Known: Concentric tube arrangement with diffuse, gray surfaces of different emissivities and temperatures.

Find:
1. Heat gain by the cryogenic fluid passing through the inner tube.
2. Percentage change in heat gain with radiation shield inserted midway between inner and outer tubes.

Schematic:

Assumptions:
1. Surfaces are diffuse and gray and characterized by uniform irradiation and radiosity.
2. Space between tubes is evacuated.
3. Conduction resistance for radiation shield is negligible.
4. Concentric tubes form a two-surface enclosure (end effects are negligible).

Analysis:
1. The network representation of the system without the shield is shown in Figure 13.11, and the heat rate may be obtained from Equation 13.25, where

q_{12} = \frac{σA_{1}(T_{1}^{4}  –  T_{2}^{4})}{\frac{1}{ε_{1}} + \frac{1  –  ε_{2}}{ε_{2}}\left(\frac{r_{1}}{r_{2}}\right)}              (13.25)

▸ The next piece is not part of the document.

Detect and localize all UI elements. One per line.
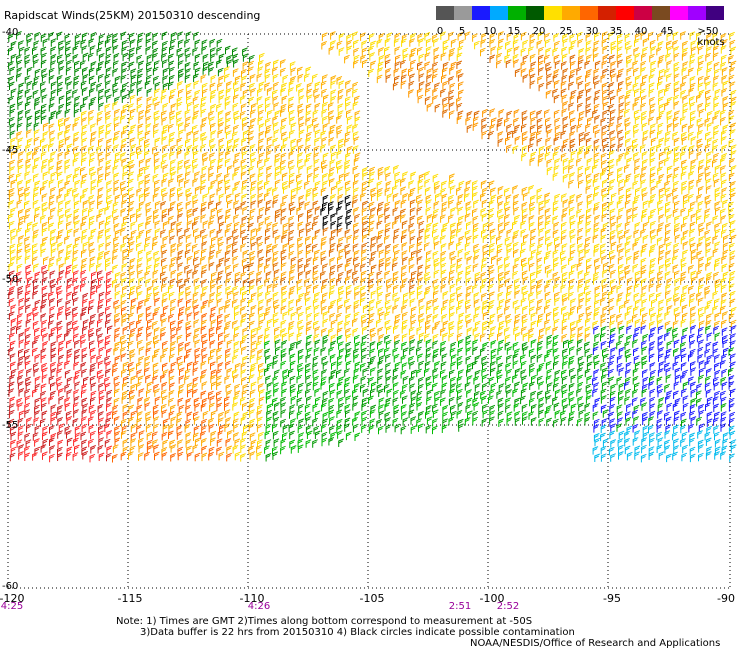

q = \frac{σ(\pi D_{1}L)(T_{1}^{4}  –  T_{2}^{4})}{\frac{1}{ε_{1}} + \frac{1  –  ε_{2}}{ε_{2}}\left(\frac{D_{1}}{D_{2}}\right)}

Hence

q' = \frac{q}{L} = \frac{5.67 × 10^{-8}  W/m^{2} · K^{4}  (\pi × 0.02  m)[(77  K)^{4}  –  (300  K)^{4}]}{\frac{1}{0.02} + \frac{1  –  0.05}{0.05}\left(\frac{0.02  m}{0.05  m}\right)}\\ q' = -0.50  W/m

2. The network representation of the system with the shield is shown in Figure 13.12, and the heat rate is now

q = \frac{E_{b1}  –  E_{b2}}{R_{tot}} = \frac{σ(T_{1}^{4}  –  T_{2}^{4})}{R_{tot}}

where

R_{tot} = \frac{1  –  ε_{1}}{ε_{1}(\pi D_{1}L)} + \frac{1}{(\pi D_{1}L)F_{13}} + 2\left[\frac{1  –  ε_{3}}{ε_{3}(\pi D_{3}L)}\right] + \frac{1}{(\pi D_{3}L)F_{32}} + \frac{1  –  ε_{2}}{ε_{2}(\pi D_{2}L)}

or

R_{tot} = \frac{1}{L}\left\{\frac{1  –  0.02}{0.02(\pi × 0.02  m)} + \frac{1}{(\pi × 0.02  m)1} + 2\left[\frac{1  –  0.02}{0.02(\pi × 0.035  m)}\right] + \frac{1}{(\pi × 0.035  m)1} + \frac{1  –  0.05}{0.05(\pi × 0.05  m)}\right\}\\ R_{tot} = \frac{1}{L}(779.9 + 15.9 + 891.3 + 9.1 + 121.0) = \frac{1817}{L}\left(\frac{1}{m^{2}}\right)

Hence

q' = \frac{q}{L} = \frac{5.67 × 10^{-8}  W/m^{2} · K^{4}  [(77  K)^{4}  –  (300  K)^{4}]}{1817  (1/m)} = -0.25  W/m

The percentage change in the heat gain is then

\frac{q'_{w}  –  q'_{wo}}{q'_{wo}} × 100 = \frac{(-0.25  W/m)  –  (-0.50  W/m)}{-0.50  W/m} × 100 = -50\%

Comment: Because the geometries are concentric and the specified emissivities and prescribed surface temperatures are spatially uniform, each surface is characterized by uniform irradiation and radiosity distributions. Hence the calculated heat transfer rates would not change if the cylindrical surfaces were to be subdivided into smaller radiative surfaces.